I do want to look into RAID 0 and see what the benefits and trade offs would be and have these questions:

I don't want to buy a ton of drives for RAID 5 as I want to keep my costs down and my system quiet, which means not stuffing it with a lot of heat generators. I know RAID 0 doesn't offer security, so I've been self warned. Is there much of a performance increase with RAID 0 over a non RAID HD for Photoshop and Lightroom--no gaming though? What percentage?

If I only have my OS and Apps on the RAID, and not data, would I still be gaining much?

How does RAID work with partitions? Can one partition be part of a RAID and not another?

Do the drives have to be identical hard drives in RAID 0, or just same speed and cache?

Can I make a drive image of a RAID 0 OS with Acronis True Image the way I do now? Currently I have 2 hdds (ok, 3 which is use for a page file). The second is a mirror of the first. Each drive has 2 partitions, 1) OS and apps, and 2) data and software. I create a drive image of the OS and store it on the second data partition, which is backed daily is backed up daily with Syncback SE. I also keep an external HD stored off site at work that I try to bring home 2x a month for data and software.

I shoot with a Nikon D200 and have a P4 3.0 2 GB RAM. Maybe just the upgrade to a quad core and more RAM would be enough?

Thoughts? Suggestions?




May 6, 2008
RAID 0 = mb/s (n x media rate per disk); same goes for random reads (typical access)

you can test the media rate of one disk with HDTack or HDTune and then multiply that for the best ever possible performance, but I would not expect it in reality to be quite as high but close enough as you will be using onboard RAID.

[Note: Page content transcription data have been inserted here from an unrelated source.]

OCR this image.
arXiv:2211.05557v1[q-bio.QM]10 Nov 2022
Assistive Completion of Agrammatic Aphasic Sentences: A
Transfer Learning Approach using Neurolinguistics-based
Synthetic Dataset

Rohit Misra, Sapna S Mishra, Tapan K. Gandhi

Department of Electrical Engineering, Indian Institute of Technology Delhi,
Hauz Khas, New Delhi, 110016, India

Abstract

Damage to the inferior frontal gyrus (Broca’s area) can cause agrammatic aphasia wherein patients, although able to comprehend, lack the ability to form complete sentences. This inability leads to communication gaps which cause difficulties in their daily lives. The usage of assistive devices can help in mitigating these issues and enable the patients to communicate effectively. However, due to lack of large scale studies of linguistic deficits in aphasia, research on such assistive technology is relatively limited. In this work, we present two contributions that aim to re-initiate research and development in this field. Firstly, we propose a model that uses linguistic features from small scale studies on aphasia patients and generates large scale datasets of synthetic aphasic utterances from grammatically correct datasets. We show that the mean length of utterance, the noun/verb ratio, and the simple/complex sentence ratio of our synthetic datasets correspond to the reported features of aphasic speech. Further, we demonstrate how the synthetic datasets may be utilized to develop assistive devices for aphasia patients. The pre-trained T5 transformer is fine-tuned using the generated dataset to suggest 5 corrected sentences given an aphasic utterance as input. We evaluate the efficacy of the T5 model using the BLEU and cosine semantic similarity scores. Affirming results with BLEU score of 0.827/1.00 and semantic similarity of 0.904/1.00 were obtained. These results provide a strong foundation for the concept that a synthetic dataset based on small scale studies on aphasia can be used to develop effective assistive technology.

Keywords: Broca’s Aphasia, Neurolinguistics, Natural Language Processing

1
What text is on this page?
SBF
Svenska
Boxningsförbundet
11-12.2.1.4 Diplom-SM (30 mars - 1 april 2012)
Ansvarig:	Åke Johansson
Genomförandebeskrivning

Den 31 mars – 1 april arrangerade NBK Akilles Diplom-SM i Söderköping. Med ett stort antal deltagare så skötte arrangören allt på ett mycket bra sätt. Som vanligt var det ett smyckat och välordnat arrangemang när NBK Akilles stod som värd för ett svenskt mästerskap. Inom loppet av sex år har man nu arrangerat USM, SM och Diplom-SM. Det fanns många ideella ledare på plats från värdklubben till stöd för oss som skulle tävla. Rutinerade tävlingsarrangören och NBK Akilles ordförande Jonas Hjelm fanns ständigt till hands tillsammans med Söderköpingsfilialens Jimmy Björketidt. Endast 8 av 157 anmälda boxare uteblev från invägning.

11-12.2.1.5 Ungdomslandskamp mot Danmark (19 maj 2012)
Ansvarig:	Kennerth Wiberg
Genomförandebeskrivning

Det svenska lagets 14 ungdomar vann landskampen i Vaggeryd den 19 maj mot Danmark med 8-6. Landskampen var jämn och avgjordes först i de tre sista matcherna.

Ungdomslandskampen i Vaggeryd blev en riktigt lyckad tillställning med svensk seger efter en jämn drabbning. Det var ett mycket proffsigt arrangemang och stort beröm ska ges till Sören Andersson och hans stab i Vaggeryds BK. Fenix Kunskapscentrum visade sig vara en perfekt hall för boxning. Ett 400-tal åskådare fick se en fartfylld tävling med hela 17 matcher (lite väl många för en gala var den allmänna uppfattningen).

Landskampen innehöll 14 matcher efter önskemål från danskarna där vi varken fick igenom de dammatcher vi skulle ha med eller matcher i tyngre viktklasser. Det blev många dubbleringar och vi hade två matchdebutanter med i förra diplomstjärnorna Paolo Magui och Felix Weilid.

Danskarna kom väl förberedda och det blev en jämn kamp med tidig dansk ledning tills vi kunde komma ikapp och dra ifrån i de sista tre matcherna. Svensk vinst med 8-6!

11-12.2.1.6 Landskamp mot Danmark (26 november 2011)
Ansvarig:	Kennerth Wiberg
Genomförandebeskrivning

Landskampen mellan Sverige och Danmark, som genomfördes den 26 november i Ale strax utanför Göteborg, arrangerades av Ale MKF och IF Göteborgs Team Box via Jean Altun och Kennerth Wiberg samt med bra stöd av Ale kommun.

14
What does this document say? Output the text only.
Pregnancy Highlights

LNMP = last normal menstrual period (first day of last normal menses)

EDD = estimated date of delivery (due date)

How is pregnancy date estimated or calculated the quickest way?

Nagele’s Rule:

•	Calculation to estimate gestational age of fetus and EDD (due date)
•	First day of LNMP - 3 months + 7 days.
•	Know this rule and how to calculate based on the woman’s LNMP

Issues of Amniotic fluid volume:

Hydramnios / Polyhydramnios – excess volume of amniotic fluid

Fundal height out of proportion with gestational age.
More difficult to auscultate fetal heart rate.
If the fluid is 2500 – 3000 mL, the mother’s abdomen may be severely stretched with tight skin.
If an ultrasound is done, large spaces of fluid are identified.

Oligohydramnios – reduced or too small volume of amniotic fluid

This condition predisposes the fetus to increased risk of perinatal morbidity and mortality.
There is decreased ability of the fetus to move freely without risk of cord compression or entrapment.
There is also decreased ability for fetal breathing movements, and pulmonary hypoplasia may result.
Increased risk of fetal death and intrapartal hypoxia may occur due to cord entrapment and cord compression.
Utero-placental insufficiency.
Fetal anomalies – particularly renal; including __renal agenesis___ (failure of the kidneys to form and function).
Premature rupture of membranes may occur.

R5 require 3 drives minimum so keep that in mind, R10 requires 4 but is faster than R5 as it doesnt have to calculate parity and with onboard RAID, R5 is awful, perhaps the same for R10.

You can partition your raid however you like, to the computer a RAID is no different than a single disk, and thats the whole point.

You should always use identical drives and firmware.

I dont use acronis so I could not answer those questions.